The response of Western leaders was expected. Obama’s silence is stunning. They more or less explicitly backed the Israeli attack and the hypocrisy was so evident. When the Mumbai tragedy took place everybody was quite rightly quick to condemn the attackers and to call for action against them and had sympathy with the Indian people. But there is no condemnation of Israeli terrorism that is on an even larger scale than that perpetrated in Mumbai. Obama was quick to offer sympathy to India and to condemn the Mumbai terrorists but when it comes to Israel he is keeping a silence that makes him an accomplice to the crimes being committed there. It is as if everything is permitted to Israel and Arabs are considered no more than “cockroaches”, the term used by Sharon to describe them.

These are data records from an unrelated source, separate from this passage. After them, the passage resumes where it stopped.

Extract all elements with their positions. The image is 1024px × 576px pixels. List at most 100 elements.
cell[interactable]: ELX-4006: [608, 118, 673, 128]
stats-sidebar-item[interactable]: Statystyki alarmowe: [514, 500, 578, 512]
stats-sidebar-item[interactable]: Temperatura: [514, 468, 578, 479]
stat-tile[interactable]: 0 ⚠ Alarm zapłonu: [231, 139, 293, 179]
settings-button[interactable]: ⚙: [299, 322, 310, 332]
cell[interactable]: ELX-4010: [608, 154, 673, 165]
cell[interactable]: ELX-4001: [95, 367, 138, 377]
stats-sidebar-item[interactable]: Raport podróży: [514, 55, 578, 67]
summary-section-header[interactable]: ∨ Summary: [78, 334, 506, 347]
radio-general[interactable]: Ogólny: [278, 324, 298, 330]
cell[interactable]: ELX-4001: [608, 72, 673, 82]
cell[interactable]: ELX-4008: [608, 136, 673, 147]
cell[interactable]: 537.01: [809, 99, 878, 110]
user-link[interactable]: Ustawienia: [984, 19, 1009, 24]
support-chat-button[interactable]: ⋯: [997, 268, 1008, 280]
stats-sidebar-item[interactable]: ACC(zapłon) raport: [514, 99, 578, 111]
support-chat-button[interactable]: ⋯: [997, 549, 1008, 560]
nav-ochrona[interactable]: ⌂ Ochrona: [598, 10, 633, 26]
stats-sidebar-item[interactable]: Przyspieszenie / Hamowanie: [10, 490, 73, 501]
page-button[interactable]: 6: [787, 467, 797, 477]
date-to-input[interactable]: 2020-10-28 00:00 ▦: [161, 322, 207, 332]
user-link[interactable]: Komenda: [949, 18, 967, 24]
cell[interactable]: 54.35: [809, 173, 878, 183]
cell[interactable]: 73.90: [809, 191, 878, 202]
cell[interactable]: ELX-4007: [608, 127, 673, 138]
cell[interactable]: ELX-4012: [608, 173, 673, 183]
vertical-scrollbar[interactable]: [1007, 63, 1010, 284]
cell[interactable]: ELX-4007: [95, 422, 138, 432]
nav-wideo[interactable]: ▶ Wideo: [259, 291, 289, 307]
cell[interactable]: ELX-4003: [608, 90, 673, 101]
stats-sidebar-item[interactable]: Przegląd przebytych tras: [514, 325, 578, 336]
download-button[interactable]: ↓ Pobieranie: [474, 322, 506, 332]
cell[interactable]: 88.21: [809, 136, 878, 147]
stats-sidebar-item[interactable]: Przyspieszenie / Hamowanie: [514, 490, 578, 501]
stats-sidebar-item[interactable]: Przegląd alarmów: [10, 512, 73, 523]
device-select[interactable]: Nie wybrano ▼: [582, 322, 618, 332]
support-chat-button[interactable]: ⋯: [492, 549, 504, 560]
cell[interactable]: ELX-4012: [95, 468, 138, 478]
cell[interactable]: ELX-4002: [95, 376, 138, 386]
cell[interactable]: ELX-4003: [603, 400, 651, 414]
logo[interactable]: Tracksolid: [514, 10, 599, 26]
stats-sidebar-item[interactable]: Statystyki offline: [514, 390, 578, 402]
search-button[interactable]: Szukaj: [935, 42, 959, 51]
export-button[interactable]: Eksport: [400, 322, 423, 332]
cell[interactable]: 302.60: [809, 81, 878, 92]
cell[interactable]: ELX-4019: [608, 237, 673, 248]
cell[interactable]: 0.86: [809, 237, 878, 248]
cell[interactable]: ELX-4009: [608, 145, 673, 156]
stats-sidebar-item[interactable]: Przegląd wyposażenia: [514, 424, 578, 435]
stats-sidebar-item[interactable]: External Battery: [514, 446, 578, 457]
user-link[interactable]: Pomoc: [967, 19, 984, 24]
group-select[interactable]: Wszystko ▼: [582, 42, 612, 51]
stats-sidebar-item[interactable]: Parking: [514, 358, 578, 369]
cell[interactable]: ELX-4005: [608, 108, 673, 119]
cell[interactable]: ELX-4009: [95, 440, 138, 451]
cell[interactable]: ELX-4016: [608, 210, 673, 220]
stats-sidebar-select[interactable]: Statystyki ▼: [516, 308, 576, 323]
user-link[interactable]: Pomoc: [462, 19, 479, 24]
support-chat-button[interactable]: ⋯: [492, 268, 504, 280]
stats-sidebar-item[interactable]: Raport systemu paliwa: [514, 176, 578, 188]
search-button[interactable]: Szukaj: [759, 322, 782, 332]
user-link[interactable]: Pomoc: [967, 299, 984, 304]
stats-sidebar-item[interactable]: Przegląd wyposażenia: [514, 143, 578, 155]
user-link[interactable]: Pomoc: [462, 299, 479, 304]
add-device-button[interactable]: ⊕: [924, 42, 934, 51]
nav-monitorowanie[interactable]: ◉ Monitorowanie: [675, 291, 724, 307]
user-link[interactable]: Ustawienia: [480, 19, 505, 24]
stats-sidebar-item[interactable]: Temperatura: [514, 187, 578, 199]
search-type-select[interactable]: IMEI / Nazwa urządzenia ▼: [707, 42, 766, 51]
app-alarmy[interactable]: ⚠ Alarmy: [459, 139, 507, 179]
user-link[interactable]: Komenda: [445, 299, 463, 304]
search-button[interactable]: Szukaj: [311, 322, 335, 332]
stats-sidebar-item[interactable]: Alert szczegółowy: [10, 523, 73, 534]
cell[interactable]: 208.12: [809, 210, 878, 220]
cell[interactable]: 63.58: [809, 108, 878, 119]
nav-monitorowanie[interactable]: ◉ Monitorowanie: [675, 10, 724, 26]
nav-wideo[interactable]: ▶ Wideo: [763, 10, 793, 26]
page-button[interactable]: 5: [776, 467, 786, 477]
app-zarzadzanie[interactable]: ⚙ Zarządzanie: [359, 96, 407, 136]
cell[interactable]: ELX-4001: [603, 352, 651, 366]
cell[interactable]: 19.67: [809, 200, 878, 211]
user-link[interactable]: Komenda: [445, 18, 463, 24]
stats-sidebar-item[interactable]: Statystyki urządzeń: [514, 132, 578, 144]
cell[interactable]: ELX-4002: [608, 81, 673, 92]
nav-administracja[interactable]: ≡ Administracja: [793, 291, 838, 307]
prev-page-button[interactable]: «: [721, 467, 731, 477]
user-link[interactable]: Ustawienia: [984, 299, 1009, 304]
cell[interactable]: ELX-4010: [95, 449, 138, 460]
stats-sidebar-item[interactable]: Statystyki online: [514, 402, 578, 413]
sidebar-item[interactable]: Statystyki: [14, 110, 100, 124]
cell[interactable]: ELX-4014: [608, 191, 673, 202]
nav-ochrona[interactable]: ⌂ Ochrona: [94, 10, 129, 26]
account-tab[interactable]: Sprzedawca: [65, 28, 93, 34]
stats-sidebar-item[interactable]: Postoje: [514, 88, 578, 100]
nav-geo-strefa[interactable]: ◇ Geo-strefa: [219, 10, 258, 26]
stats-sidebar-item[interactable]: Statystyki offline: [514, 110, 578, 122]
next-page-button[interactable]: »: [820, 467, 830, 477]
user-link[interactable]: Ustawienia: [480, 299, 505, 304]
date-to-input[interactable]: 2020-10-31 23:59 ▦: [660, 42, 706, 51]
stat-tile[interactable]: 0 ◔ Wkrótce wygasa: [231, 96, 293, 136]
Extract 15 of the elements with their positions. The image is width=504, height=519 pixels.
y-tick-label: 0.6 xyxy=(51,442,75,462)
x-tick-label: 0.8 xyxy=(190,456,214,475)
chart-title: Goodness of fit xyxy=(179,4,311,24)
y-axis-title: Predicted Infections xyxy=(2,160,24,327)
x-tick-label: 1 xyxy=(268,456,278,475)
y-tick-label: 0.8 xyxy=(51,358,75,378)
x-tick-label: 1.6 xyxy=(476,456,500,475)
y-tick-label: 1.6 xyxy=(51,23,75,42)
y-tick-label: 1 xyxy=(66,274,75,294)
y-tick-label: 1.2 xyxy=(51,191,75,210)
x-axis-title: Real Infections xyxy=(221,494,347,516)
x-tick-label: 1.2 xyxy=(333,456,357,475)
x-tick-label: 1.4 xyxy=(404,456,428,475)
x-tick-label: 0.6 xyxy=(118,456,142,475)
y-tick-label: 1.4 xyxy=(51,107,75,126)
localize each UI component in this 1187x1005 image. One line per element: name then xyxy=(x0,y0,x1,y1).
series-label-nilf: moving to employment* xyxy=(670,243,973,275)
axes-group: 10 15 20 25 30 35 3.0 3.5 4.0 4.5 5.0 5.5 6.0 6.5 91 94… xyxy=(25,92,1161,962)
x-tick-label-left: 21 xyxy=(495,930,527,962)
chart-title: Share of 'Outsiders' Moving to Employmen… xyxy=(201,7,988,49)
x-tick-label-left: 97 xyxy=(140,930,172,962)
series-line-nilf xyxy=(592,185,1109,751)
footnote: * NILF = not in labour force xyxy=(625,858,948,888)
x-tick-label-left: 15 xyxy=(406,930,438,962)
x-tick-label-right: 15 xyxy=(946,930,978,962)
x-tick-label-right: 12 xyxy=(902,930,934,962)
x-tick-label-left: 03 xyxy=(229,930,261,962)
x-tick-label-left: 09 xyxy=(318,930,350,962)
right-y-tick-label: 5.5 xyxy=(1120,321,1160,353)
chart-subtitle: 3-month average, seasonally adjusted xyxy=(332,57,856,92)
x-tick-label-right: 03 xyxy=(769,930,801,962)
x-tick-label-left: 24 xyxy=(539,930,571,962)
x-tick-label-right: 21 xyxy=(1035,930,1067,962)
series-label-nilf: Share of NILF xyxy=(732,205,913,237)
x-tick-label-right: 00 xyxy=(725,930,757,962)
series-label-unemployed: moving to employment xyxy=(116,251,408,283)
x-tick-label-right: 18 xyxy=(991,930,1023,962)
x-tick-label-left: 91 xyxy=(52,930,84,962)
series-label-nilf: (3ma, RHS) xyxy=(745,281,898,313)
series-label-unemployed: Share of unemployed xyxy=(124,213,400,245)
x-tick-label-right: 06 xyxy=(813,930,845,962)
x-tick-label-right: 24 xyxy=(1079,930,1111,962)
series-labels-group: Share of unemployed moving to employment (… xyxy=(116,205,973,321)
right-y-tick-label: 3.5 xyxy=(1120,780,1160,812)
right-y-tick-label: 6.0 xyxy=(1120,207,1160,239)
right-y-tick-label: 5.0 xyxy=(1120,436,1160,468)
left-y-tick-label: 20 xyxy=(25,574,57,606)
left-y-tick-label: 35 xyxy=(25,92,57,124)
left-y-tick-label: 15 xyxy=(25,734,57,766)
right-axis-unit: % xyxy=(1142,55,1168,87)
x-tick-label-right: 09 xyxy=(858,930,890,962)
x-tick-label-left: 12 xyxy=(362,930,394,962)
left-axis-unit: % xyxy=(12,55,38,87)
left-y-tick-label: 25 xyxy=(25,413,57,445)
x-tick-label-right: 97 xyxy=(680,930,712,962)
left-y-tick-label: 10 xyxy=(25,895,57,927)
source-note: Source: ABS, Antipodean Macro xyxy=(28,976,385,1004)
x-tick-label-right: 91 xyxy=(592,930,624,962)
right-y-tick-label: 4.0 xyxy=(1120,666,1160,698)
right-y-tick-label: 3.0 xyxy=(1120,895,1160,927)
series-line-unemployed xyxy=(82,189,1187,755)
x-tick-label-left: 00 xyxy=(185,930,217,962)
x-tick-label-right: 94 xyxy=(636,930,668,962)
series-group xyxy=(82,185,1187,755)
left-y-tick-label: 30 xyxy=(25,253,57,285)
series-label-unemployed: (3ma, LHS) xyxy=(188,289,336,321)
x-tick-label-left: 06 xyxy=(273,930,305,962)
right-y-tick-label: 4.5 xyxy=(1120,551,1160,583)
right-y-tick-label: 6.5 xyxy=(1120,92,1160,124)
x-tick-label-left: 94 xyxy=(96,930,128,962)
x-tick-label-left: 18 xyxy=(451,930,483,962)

There have been disappointing, muted protests from Pakistan and India who are involved in their own problems. Pakistan has always been quite lukewarm on the Palestinian issue as it has been a staunch ally of the United States for more than fifty years and therefore cannot criticise let alone condemn Israel, the United States’ greatest ally in the region. But what is disappointing to many Pakistani leftists and progressives is the response of the Indian government. There was a time when we looked up to and admired Indian foreign policy which was independent, non-aligned and at times even anti-imperialist in contrast to Pakistan’s foreign policy which was always subservient to US interests. One recalls India’s principled opposition to the Vietnam War. At one time one of the few countries which Indians could not visit was Israel because of its refusal to recognise the rights of Palestinians. How times have changed. Now India vies with Pakistan in trying to demonstrate who is the more loyal subject and says good-bye to all principles. India sees it self now as a big power and no longer as a defender of the weak and the underdeveloped world. India’s economic interests are now closely tied with the US. It sees itself as the main partner of the US in the region.

But apart from its closeness to the USA, India has also developed a special relationship with Israel particularly in the sphere of defence. It is one of the biggest customers for Israeli weapons and Israeli defence chiefs have visited India in recent years to propose training in counterinsurgency for Indian troops in Kashmir, based on Israeli experience in occupied Palestine, especially Gaza. After we see Israeli actions in the West Bank and particularly now in Gaza we can expect the kind of advice which the Israeli military is offering India in Kashmir. Targeted assassinations, collective punishment, massive bombardment, etc. without addressing the fundamental political issues. India seems to be buying into the US’s view that Islamic fundamentalism is the greatest threat to world peace and that a long unending war against so-called “Islamic terrorists” is necessary. The terrorist attack in Mumbai has driven India to join what many view as the new axis of Washington-Tel Aviv-New Delhi that will attempt to decide the future of the region. Given these facts it was perhaps not surprising the muted response from New Delhi to the Israeli genocide in Gaza but nevertheless it was disappointing and confirmed our worst fears of where India is heading.

What is needed from both Pakistan and India is a vigorous denunciation of Israeli war crimes. Pakistan does not have diplomatic relations with Israel but India does. The least India can do is to recall its ambassador from Tel Aviv even if it cannot think of breaking diplomatic relations with Israel.

Faheem Hussain is Professor of Physics at the School of Science and Engineering, Lahore University of Management Sciences.